Our Chief of Business Development, Kathryn York, offers insights from her unique perspective as parent, elected official and political consultant on the current climate between parents and school board members.
When I was on the campaign trail in 2019, I stepped off the stump to a smattering of lackluster handclaps. A veteran candidate who had seen my speech approached to share some sage advice. “They don’t care how much policy research you did — they just don’t care that much,” he said. “Unless you find a way to talk about what makes them angry, they won’t.”
And he was right.
In 2021, we’ve seen plenty of anger. And as a school board member, I’ve felt first-hand the specific wrath of a parent (who believes they’ve been) scorned. From the outside, it can feel easy to dismiss this vitriol as part and parcel of our current political climate, but as a parent myself, I offer a counter opinion.

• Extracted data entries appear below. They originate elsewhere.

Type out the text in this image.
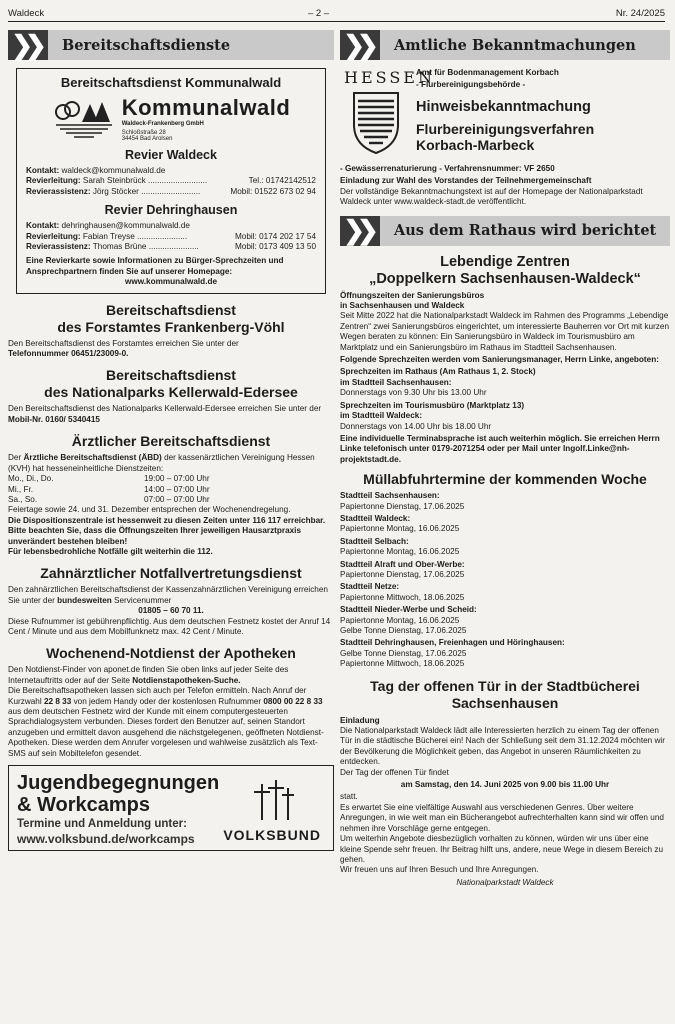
Waldeck	– 2 –	Nr. 24/2025
❯❯	Bereitschaftsdienste
Bereitschaftsdienst Kommunalwald
Kommunalwald
Waldeck-Frankenberg GmbH
Schloßstraße 28
34454 Bad Arolsen
Revier Waldeck
Kontakt: waldeck@kommunalwald.de
Revierleitung: Sarah Steinbrück ..........................	Tel.: 01742142512
Revierassistenz: Jörg Stöcker ..........................	Mobil: 01522 673 02 94
Revier Dehringhausen
Kontakt: dehringhausen@kommunalwald.de
Revierleitung: Fabian Treyse ......................	Mobil: 0174 202 17 54
Revierassistenz: Thomas Brüne ......................	Mobil: 0173 409 13 50
Eine Revierkarte sowie Informationen zu Bürger-Sprechzeiten und Ansprechpartnern finden Sie auf unserer Homepage:
www.kommunalwald.de
Bereitschaftsdienst
des Forstamtes Frankenberg-Vöhl
Den Bereitschaftsdienst des Forstamtes erreichen Sie unter der
Telefonnummer 06451/23009-0.
Bereitschaftsdienst
des Nationalparks Kellerwald-Edersee
Den Bereitschaftsdienst des Nationalparks Kellerwald-Edersee erreichen Sie unter der Mobil-Nr. 0160/ 5340415
Ärztlicher Bereitschaftsdienst
Der Ärztliche Bereitschaftsdienst (ÄBD) der kassenärztlichen Vereinigung Hessen (KVH) hat hesseneinheitliche Dienstzeiten:
Mo., Di., Do.	19:00 – 07:00 Uhr
Mi., Fr.	14:00 – 07:00 Uhr
Sa., So.	07:00 – 07:00 Uhr
Feiertage sowie 24. und 31. Dezember entsprechen der Wochenendregelung.
Die Dispositionszentrale ist hessenweit zu diesen Zeiten unter 116 117 erreichbar.
Bitte beachten Sie, dass die Öffnungszeiten Ihrer jeweiligen Hausarztpraxis unverändert bestehen bleiben!
Für lebensbedrohliche Notfälle gilt weiterhin die 112.
Zahnärztlicher Notfallvertretungsdienst
Den zahnärztlichen Bereitschaftsdienst der Kassenzahnärztlichen Vereinigung erreichen Sie unter der bundesweiten Servicenummer
01805 – 60 70 11.
Diese Rufnummer ist gebührenpflichtig. Aus dem deutschen Festnetz kostet der Anruf 14 Cent / Minute und aus dem Mobilfunknetz max. 42 Cent / Minute.
Wochenend-Notdienst der Apotheken
Den Notdienst-Finder von aponet.de finden Sie oben links auf jeder Seite des Internetauftritts oder auf der Seite Notdienstapotheken-Suche.
Die Bereitschaftsapotheken lassen sich auch per Telefon ermitteln. Nach Anruf der Kurzwahl 22 8 33 von jedem Handy oder der kostenlosen Rufnummer 0800 00 22 8 33 aus dem deutschen Festnetz wird der Kunde mit einem computergesteuerten Sprachdialogsystem verbunden. Dieses fordert den Benutzer auf, seinen Standort anzugeben und ermittelt davon ausgehend die nächstgelegenen, geöffneten Notdienst-Apotheken. Diese werden dem Anrufer vorgelesen und wahlweise zusätzlich als Text-SMS auf sein Mobiltelefon gesendet.
Jugendbegegnungen
& Workcamps
Termine und Anmeldung unter:
www.volksbund.de/workcamps	VOLKSBUND
❯❯	Amtliche Bekanntmachungen
HESSEN
Amt für Bodenmanagement Korbach
- Flurbereinigungsbehörde -
Hinweisbekanntmachung
Flurbereinigungsverfahren
Korbach-Marbeck
- Gewässerrenaturierung - Verfahrensnummer: VF 2650
Einladung zur Wahl des Vorstandes der Teilnehmergemeinschaft
Der vollständige Bekanntmachungstext ist auf der Homepage der Nationalparkstadt Waldeck unter www.waldeck-stadt.de veröffentlicht.
❯❯	Aus dem Rathaus wird berichtet
Lebendige Zentren
„Doppelkern Sachsenhausen-Waldeck“
Öffnungszeiten der Sanierungsbüros
in Sachsenhausen und Waldeck
Seit Mitte 2022 hat die Nationalparkstadt Waldeck im Rahmen des Programms „Lebendige Zentren“ zwei Sanierungsbüros eingerichtet, um interessierte Bauherren vor Ort mit kurzen Wegen beraten zu können: Ein Sanierungsbüro in Waldeck im Tourismusbüro am Marktplatz und ein Sanierungsbüro im Rathaus im Stadtteil Sachsenhausen.
Folgende Sprechzeiten werden vom Sanierungsmanager, Herrn Linke, angeboten:
Sprechzeiten im Rathaus (Am Rathaus 1, 2. Stock)
im Stadtteil Sachsenhausen:
Donnerstags von 9.30 Uhr bis 13.00 Uhr
Sprechzeiten im Tourismusbüro (Marktplatz 13)
im Stadtteil Waldeck:
Donnerstags von 14.00 Uhr bis 18.00 Uhr
Eine individuelle Terminabsprache ist auch weiterhin möglich. Sie erreichen Herrn Linke telefonisch unter 0179-2071254 oder per Mail unter Ingolf.Linke@nh-projektstadt.de.
Müllabfuhrtermine der kommenden Woche
Stadtteil Sachsenhausen:
Papiertonne Dienstag, 17.06.2025
Stadtteil Waldeck:
Papiertonne Montag, 16.06.2025
Stadtteil Selbach:
Papiertonne Montag, 16.06.2025
Stadtteil Alraft und Ober-Werbe:
Papiertonne Dienstag, 17.06.2025
Stadtteil Netze:
Papiertonne Mittwoch, 18.06.2025
Stadtteil Nieder-Werbe und Scheid:
Papiertonne Montag, 16.06.2025
Gelbe Tonne Dienstag, 17.06.2025
Stadtteil Dehringhausen, Freienhagen und Höringhausen:
Gelbe Tonne Dienstag, 17.06.2025
Papiertonne Mittwoch, 18.06.2025
Tag der offenen Tür in der Stadtbücherei
Sachsenhausen
Einladung
Die Nationalparkstadt Waldeck lädt alle Interessierten herzlich zu einem Tag der offenen Tür in die städtische Bücherei ein! Nach der Schließung seit dem 31.12.2024 möchten wir der Bevölkerung die Möglichkeit geben, das Angebot in unseren Räumlichkeiten zu entdecken.
Der Tag der offenen Tür findet
am Samstag, den 14. Juni 2025 von 9.00 bis 11.00 Uhr
statt.
Es erwartet Sie eine vielfältige Auswahl aus verschiedenen Genres. Über weitere Anregungen, in wie weit man ein Bücherangebot aufrechterhalten kann sind wir offen und nehmen ihre Vorschläge gerne entgegen.
Um weiterhin Angebote diesbezüglich vorhalten zu können, würden wir uns über eine kleine Spende sehr freuen. Ihr Beitrag hilft uns, andere, neue Wege in diesem Bereich zu gehen.
Wir freuen uns auf Ihren Besuch und Ihre Anregungen.
Nationalparkstadt Waldeck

There is a great opportunity for Democrats to engage with previously disengaged parents — and potential voters. As we’ve talked about here before, the anger parents experience when they feel left out is real. More often than not, I’ve seen Democrats turn away from this reaction. But, if candidates turn towards those folks, harness that energy, and channel it as an opportunity to include parents in the political conversation, there is a world of voting potential in that demographic.
As we head into the 2022 midterms, I invite you to consider: How do we engage with parents who have been previously shut out by the system, harness their passion for their kids, and channel it towards political momentum for Dems?